Gladis ou L'épée prodigieuse

Chapitre 1 : Gladis ou L'épée prodigieuse

Chapitre final

2290 mots, Catégorie: G

Dernière mise à jour 11/01/2025 20:18

Cette fanfiction participe au Défi d’écriture du forum Fanfictions.fr : Nouvel an chinois (mars 2019).

Catégorie Anciens défis no limits




Mon nom est Gladis. On m'a forgée dans l'acier le plus pur qui se puisse concevoir, façonnée sur une enclume extraordinairement massive, chauffée directement aux flammes de l'enfer, trempée dans l'eau de la Mer Morte, et dotée pour finir de quelques pouvoirs divins. Par exemple, je suis capable de produire des flammes, à feu continu. C'est assez amusant, j'avoue que je ne m'en lasse pas. Je peux m'éteindre totalement aussi. Mon grand plaisir est alors de me rallumer sans crier gare. La surprise, que ce soit du bras armé ou de la malheureuse créature attaquée, me comble d'un ineffable bien-être. Je ne refuse jamais une bonne frayeur. Et si je peux lire l'effroi et la panique dans les yeux de l'assailli, c'est encore mieux. Il n'y a pas de petite satisfaction. Que voulez-vous, la vie d'une épée est parfois bien monotone, et il m'arrive de m'ennuyer. C'est pourquoi je suis toujours ravie d'un combat quand l'occasion se présente.

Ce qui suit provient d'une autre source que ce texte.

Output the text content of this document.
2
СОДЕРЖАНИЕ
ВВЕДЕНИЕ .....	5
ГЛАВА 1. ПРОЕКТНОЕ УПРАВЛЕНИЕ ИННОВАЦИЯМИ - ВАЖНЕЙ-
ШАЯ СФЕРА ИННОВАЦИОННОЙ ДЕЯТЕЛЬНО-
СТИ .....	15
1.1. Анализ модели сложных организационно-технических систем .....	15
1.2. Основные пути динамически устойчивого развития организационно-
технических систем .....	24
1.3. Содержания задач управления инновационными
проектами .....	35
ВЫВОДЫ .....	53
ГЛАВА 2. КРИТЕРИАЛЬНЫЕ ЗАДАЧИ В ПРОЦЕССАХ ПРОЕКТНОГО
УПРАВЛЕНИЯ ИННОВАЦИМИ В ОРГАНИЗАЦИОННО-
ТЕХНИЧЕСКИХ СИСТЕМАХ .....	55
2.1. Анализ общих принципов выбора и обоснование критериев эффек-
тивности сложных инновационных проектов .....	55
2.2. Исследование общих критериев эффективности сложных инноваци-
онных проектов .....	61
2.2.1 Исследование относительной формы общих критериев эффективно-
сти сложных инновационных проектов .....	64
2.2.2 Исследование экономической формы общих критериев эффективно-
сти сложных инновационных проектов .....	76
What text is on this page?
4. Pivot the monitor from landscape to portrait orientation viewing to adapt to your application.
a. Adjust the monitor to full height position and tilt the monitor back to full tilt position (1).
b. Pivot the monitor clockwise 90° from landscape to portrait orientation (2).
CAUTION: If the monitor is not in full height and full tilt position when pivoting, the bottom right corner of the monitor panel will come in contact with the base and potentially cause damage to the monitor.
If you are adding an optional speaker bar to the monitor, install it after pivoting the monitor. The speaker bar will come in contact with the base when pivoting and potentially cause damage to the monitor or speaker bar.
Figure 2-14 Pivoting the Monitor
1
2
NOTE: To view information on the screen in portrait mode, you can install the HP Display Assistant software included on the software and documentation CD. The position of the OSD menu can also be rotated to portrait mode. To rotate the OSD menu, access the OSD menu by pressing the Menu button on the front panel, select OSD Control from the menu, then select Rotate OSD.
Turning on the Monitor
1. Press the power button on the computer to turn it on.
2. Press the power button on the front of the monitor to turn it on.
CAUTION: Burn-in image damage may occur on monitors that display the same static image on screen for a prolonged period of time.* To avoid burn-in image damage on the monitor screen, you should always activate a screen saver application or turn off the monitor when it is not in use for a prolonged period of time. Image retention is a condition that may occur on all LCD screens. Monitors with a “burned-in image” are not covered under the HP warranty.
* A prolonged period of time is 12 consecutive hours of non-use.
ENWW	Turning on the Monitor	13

J'étais entre les mains d'Aziraphale, il y a quelques heures encore.

Seulement, au lieu de me conserver précieusement pour garder et protéger la porte orientale d'Éden, comme lui ordonnait son devoir, l'ange a préféré m'offrir à Adam et Ève, guidé par son altruisme qui lui dictait plutôt de venir en aide au couple, banni du Paradis pour avoir croqué une malheureuse pomme.

Bien sûr, il s'était vu contraint de les chasser de ce jardin des délices : c'était écrit dans le Grand Plan de Dieu. Le fruit défendu de l'arbre de la connaissance était une tentation qu'ils devaient repousser, un point c'est tout.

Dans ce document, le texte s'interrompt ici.